Impossibility implies zero probability, but the reverse is false. Consider the real line $\mathbb{R}$; if you randomly select a number $x$, the probability that $x=0$ is $0$, but this is not impossible. In fact, the probability that $x$ belongs to some countable set, e.g $\mathbb{Q}$, is also $0$.
From a purely mathematical point of view, impossibility is simply a stronger statement, so impossibility cannot be described by probability measure. However, another way of thinking might shed some light. That is, if the probability that something exists has probability greater than $0$, then it exists. This notion has been used for some mathematical arguments.
A: I believe the root of this confusion is all because Math(in its nature) is in general(including probabilities) always more serious towards its concepts, than we -the humans- are. And this seriousness is exactly what brings Math its clarificationability(the power of turning vague into non-vague) and simplificationability(the power of turning complicated into simple), two of its core ultimate goals!
An instance of this amount of seriousness: When Math says "probability" it really means "probability"! I.e, mathematical probabilities are ALWAYS about "probable" expectations, and so even its 1 is not certainty, and even its 0 is not impossibility! Rather indeed, its 1 is absolute probability and its 0 is absolute improbability!
It's just an intentional neglection of all the odd possibilities. For instance, when I throw a die, it is possible that I will get a 7...! Why?! Maybe someone has added a dot to the 6 side! But we neglect that possibility on purpose for the sake of simplification, because it's an odd(read improbable) possibility.

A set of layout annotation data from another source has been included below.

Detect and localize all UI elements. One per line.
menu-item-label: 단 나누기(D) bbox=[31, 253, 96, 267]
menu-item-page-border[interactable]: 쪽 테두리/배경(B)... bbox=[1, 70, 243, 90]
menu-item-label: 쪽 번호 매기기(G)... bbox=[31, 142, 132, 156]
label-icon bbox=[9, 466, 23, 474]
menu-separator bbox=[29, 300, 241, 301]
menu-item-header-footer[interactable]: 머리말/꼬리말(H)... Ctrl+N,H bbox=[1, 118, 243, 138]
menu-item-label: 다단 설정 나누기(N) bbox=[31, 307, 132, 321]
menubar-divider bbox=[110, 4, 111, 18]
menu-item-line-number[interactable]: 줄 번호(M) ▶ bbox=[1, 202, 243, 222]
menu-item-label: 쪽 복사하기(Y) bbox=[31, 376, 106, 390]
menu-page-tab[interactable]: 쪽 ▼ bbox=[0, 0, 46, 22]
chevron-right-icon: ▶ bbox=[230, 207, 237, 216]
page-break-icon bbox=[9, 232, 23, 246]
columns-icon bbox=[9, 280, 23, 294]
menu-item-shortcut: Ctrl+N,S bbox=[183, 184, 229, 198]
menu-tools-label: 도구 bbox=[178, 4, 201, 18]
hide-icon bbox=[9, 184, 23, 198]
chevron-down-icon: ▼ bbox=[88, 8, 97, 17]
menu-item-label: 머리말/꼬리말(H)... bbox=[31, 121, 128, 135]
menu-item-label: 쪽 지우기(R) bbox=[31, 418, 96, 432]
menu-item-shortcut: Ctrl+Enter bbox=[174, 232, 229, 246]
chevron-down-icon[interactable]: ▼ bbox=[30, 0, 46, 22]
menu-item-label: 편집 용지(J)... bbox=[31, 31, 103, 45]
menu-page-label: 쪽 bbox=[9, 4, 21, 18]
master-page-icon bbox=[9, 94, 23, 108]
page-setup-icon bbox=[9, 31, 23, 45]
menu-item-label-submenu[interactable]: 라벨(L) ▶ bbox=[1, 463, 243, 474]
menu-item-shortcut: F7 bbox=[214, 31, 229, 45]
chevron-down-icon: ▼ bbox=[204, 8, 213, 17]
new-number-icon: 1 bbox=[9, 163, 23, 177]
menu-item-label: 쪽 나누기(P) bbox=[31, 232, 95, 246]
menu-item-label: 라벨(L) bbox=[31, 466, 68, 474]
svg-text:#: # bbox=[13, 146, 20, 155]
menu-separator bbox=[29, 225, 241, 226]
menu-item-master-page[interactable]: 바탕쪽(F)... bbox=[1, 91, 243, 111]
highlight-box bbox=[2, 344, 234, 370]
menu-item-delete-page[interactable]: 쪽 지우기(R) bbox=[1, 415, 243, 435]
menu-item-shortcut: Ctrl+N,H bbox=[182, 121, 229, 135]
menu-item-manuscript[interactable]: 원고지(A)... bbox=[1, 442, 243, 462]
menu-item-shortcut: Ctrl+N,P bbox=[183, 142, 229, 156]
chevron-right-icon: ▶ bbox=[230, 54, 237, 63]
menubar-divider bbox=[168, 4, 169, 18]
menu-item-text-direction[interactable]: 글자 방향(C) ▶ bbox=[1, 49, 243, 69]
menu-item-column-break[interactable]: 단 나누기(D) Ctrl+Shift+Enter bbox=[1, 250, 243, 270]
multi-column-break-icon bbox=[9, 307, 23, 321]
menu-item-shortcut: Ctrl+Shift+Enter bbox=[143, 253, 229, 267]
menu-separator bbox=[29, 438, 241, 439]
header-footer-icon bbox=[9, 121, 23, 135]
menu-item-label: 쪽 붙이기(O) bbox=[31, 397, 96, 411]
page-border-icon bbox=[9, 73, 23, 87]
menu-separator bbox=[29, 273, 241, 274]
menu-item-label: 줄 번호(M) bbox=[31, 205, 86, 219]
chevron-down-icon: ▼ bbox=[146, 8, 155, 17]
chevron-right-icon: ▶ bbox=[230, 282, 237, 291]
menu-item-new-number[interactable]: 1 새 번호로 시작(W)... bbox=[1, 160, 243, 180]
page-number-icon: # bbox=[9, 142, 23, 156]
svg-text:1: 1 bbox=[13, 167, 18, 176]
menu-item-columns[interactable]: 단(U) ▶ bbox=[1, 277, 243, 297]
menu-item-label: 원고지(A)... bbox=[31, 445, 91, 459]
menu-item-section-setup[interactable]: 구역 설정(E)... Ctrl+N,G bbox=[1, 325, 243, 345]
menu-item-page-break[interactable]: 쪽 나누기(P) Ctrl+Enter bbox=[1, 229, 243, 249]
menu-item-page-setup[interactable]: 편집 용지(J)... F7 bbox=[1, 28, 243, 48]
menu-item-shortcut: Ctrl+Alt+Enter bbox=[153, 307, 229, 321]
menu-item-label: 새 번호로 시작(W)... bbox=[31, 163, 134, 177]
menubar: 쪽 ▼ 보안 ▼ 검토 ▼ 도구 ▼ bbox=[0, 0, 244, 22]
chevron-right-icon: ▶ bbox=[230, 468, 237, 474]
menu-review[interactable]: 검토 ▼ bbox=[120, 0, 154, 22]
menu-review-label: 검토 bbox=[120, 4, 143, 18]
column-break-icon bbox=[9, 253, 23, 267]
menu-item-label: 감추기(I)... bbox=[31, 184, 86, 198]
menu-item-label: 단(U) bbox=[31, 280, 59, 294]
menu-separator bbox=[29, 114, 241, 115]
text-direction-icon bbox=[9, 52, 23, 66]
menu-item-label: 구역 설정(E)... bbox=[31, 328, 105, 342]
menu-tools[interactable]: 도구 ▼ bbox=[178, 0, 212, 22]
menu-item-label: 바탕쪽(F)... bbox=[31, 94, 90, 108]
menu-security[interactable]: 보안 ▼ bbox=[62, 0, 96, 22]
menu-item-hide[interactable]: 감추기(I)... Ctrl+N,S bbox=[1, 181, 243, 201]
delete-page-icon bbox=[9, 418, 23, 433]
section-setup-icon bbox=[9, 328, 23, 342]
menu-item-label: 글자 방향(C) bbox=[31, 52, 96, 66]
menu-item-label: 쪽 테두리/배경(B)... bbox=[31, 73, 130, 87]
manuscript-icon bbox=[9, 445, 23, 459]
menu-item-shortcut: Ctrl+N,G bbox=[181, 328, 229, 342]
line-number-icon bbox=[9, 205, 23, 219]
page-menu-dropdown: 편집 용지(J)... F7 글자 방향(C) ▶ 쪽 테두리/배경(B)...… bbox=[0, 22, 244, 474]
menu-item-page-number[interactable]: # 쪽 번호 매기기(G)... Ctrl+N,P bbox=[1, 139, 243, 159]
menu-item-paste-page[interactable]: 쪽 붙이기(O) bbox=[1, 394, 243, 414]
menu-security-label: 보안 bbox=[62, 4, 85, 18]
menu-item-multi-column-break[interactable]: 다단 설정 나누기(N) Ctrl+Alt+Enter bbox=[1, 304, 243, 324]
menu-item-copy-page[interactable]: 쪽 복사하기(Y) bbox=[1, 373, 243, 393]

Another Example: Yes, it is possible (even absolutely possible!) that the exact number 3 might occur in the continuous interval [1, 4], but it is absolutely improbable(notice how you can't disagree), thus the P=0. (Notice: Computers are never really continuous, so don't even try doing it programmatically, it won't be a counterexample).
A: I don't know if this is correct, but this is how I made sense of it, I think this a very intuitive explanation. 
Imagine a car moving (from left to right) in a straight line with constant speed of 100MPH, and at x=0 the breaks of the car are engaged. Naturally the car will start to decelerate until it comes to rest (speed = 0 MPH).
The car will certainly come to rest, but the question is:
At what distance D [meters] (with respect to x=0) will the car come to rest? (This value D is not known apriori and can vary from one experiment to the next by a myriad of factors, so we can ask probability questions about the variable D).
Since distance is modeled by real numbers, the variable D is continuous. If we ask:
what is P(D=6.354), the probability that it comes to rest at specifically D = 6.354 meters?
then, since the probability distribution of D is continuous, the answer is P(D=6.354)=0. This probability is zero.
Notice that there is nothing special about the number "6.354". That is, for any real number r the probability that D is exactly r is zero, i.e. P(D=r) = 0. This is simply a consequence of how continuous probability distributions are defined.
Regardless, we know that the car will certainly come to rest and that this happens at some specific distance d (where d is a real number). So even though P(D=d) = 0, it does not mean that coming to rest at D=d was impossible; clearly it was not because the car does come to rest at d.